A higher hashrate means more computing power is dedicated to a network, which makes it more secure. Historically, a higher hashrate is accompanied by a surge in prices for PoW coins, which was the case with ETC.
As the Ethereum Classic hashrate increased, so did the price of its native token. Notably, ETC outperformed ETH by a wide margin in the weeks leading to the big event. The coin registered a local high of around $40 in early September but has since dropped to around $27.
Winner: The Environment
As per data by Digi Economist, the total energy consumption of the Ethereum network stood at 83.4 terawatt-hour (TWh) per year just before the Merge. At its peak in late May, that figure was over 90 TWh per year, comparable to that of the Netherlands.
However, following the update, the Ethereum network’s energy consumption has dropped by more than 99% to 0.01 TWh per year, comparable to the small British city of Gibraltar.
Without any doubt, the biggest loser of the Ethereum Merge was the miners. In March this year, miners raked in a whopping $1.29 billion in revenue. However, this all ended with the Merge. Not to mention that millions of dollars worth of mining machines became useless.
Some miners flipped to available alternatives like Ethereum Classic and Ravencoin, but these coins would not be profitable like Ethereum. There was also an attempt to fork Ethereum and maintain a PoW ETH, but that also faced numerous hurdles.
Loser: EthereumPoW (ETHW)
EthereumPoW (ETHW), a hard fork of Ethereum that has the support of some major proof-of-work (PoW) miners, can be considered another loser of the Merge. While the token had the perfect opportunity to make a splashy debut during the Merge, a flurry of technical issues plagued its launch.
The team behind the coin launched the mainnet on September 16, one day after the Merge. Subsequently, users took to Twitter to complain about access issues. One major issue was with ETHW’s Chain ID of 10001, which is the same Chain ID used by a SmartBCH testnet.
The blockchain’s native token ETHW has also taken a hit amid the rocky start. The coin, which was trading over the $51 mark on September 15, has since dropped to around $10. The coin is down by more than 65% over the last 14 days and by around 79% over the past month.
Loser: So-Called “ETH Killers”
The PoW Ethereum had several detrimental issues. The network could only support around 30 transactions per second, which led to congestion and high gas fees. However, once the Ethereum 2.0 upgrades are fully completed, the network is expected to be able to support one hundred thousand transactions per second.
Moreover, Ethereum now consumes 99.9% or so less energy. That is because the network doesn’t require miners to verify transactions anymore.

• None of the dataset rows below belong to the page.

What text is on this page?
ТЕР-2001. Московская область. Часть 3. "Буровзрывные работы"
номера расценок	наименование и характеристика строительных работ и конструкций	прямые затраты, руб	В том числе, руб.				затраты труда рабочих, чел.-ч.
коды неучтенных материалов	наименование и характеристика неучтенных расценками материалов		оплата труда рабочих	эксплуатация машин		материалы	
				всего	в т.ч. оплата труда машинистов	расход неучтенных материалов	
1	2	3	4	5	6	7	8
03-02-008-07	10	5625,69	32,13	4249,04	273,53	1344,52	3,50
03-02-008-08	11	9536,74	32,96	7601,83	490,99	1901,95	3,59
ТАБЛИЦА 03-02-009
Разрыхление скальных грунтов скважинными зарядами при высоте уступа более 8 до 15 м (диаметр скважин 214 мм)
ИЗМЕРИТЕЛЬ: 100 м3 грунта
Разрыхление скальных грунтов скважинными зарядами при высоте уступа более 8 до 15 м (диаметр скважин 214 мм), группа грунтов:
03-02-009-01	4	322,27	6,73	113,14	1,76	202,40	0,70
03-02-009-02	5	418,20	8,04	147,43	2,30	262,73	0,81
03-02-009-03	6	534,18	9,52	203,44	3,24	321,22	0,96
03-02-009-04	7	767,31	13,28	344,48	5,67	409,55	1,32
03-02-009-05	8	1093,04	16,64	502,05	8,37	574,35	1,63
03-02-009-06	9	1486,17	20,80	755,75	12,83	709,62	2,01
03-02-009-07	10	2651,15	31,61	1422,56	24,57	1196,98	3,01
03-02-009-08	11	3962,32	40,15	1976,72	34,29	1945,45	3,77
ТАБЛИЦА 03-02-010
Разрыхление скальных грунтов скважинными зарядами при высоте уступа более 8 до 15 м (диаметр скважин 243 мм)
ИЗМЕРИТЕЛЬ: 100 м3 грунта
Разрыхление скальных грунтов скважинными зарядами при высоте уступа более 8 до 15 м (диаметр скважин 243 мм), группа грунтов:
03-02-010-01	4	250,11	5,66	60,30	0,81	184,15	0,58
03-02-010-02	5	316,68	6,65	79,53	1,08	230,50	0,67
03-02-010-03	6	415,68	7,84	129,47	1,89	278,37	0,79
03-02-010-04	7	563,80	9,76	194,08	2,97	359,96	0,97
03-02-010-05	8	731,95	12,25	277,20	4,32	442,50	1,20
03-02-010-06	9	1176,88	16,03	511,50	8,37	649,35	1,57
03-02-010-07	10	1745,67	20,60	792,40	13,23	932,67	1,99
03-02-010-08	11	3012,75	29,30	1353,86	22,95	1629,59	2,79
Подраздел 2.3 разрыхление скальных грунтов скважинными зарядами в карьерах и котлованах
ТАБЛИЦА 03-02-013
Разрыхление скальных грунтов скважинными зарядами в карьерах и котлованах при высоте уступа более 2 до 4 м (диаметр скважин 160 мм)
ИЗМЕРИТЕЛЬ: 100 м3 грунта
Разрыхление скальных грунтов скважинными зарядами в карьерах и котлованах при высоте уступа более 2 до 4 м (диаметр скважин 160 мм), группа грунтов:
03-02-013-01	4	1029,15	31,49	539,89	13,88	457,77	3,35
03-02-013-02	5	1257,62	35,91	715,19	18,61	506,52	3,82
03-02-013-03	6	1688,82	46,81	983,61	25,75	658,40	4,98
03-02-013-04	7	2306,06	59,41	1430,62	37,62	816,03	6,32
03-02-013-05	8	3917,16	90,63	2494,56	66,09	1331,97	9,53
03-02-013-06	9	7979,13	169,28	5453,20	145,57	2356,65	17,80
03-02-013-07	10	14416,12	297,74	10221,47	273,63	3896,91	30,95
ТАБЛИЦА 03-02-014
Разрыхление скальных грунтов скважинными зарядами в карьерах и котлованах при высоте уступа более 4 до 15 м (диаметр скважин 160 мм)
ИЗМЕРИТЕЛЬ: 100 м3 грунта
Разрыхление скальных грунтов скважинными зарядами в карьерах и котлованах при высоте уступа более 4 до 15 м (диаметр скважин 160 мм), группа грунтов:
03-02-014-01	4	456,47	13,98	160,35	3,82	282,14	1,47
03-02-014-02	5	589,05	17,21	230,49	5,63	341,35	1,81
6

Instead, it now uses validators.
All of these improvements could essentially put so-called “Ethereum Killers,” which came to prominence with promises to tackle Ethereum’s shortcomings of scalability and inefficiency, out of business. These coins might include Cardano, Polkadot, Solana, Avalanche, and more.
Short-Term Losers: ETH Holders
Despite all the hype and chatter around the Merge, the upgrade didn’t impact the price of ETH significantly. In fact, shortly after the upgrade, Ethereum saw a slight sell off and ended the day in the red.
On the day of the Merge, ETH was trading around $1,630. The coin has since plunged to around $1,330, down by more than 18% over the past 14 days. The second-largest cryptocurrency is down by 14% over the past month.